Yüce Allah’ın Şu Kavli: “Öyleyse biz onu okuduğumuz vakit sen onun kıraatine uy” (Âyet: 18).
İbn Abbâs şöyle demiştir: “Okuduğumuz vakit”, “Onu beyân ettiğimiz vakit”; “Sen ona uy”, “Onunla amel et” demektir.

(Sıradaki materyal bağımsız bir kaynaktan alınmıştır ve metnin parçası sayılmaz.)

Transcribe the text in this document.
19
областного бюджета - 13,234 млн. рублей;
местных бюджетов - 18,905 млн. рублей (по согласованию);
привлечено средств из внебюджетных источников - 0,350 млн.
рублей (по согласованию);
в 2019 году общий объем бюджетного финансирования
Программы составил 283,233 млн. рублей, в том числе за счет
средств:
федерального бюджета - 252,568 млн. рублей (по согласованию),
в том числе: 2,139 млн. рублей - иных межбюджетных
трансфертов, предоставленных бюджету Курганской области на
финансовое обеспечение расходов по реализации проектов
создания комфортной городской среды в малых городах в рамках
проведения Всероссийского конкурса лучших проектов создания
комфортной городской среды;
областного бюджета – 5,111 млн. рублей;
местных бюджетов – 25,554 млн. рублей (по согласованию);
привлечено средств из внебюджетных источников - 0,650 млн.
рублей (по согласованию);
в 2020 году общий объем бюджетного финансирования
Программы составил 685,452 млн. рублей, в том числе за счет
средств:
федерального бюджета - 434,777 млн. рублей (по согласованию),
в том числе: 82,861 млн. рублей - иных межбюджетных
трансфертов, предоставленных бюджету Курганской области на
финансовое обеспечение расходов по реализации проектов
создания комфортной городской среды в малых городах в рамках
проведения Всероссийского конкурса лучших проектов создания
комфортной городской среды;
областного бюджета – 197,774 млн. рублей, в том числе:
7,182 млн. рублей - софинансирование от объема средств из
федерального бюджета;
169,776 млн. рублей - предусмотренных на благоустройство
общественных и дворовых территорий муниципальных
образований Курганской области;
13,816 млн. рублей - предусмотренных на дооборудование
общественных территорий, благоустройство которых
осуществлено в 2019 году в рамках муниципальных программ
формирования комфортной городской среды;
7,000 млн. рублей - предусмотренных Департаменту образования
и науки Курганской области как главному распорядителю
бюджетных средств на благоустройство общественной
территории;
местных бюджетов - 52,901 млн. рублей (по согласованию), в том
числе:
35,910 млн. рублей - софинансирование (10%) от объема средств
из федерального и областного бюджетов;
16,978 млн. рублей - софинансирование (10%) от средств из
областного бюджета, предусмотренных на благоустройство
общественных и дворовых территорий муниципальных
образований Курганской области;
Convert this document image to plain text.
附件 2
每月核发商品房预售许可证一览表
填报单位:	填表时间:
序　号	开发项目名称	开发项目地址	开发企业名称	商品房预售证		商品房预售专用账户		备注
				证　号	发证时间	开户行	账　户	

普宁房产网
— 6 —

4978- Bize Kuteybe ibn Saîd tahdîs etti. Bize Cerîr ibn Abdilhamîd, Mûsâ ibn EbîÂişe’den; o da Saîd ibn Cubeyr’den tahdîs etti ki, “Lisânını onunla depretme” kavli hakkında İbn Abbâs şöyle demiştir:
— Rasûlüllah (sallallahü aleyhi ve sellem), Cibril vahiyle indiği zamanlarda, vahy sebebiyle dilini ve dudaklarını hareket ettirmesi nev’inden bir hâlde olurdu. Böyle vahy inmesi haleti kendisine şiddetli olurdu. Vahy inmesi hâletindeki bu şiddetli oluş, kendisinden tanınır, bilinirdi. İşte kendisine olan bu şiddet sebebiyle Allah “Lâ uksimubi-yevmi’l-kıyâme” Sûresi’ndeki “Onu acele etmen için dilini onunla depretme. Onu toplamak ve onu okutmak, şübhesiz bize âiddir” âyetlerini indirdi. “Cem’ahu”: Onun senin göğsünde toplamamız bize âiddir, onu okutmak da bize âiddir. “Biz onu okuduğumuz vakit sen onun okunuşuna uy”: Biz onu indirdiğimiz zaman sen onu iyi dinle, “Sonra onu beyân etmek de hakîket bize âiddir”: Onu senin dilinle açıklamamız bize âiddir, buyurdu.
İbn Abbâs:
— Artık Cibrîl O’na geldiği zaman susar, Cibril gittiği zaman da getirdiği vahyi Allah’ın kendisine va’d ettiği gibi okur oldu
“Sana yaklaşsın, çünkü lâyıksın. Yine sana yaklaşsın, çünkü lâyıksın” (Âyet: 34-35); buradaki “Evlâ leke fe-evlâ”, bir tehdîddir.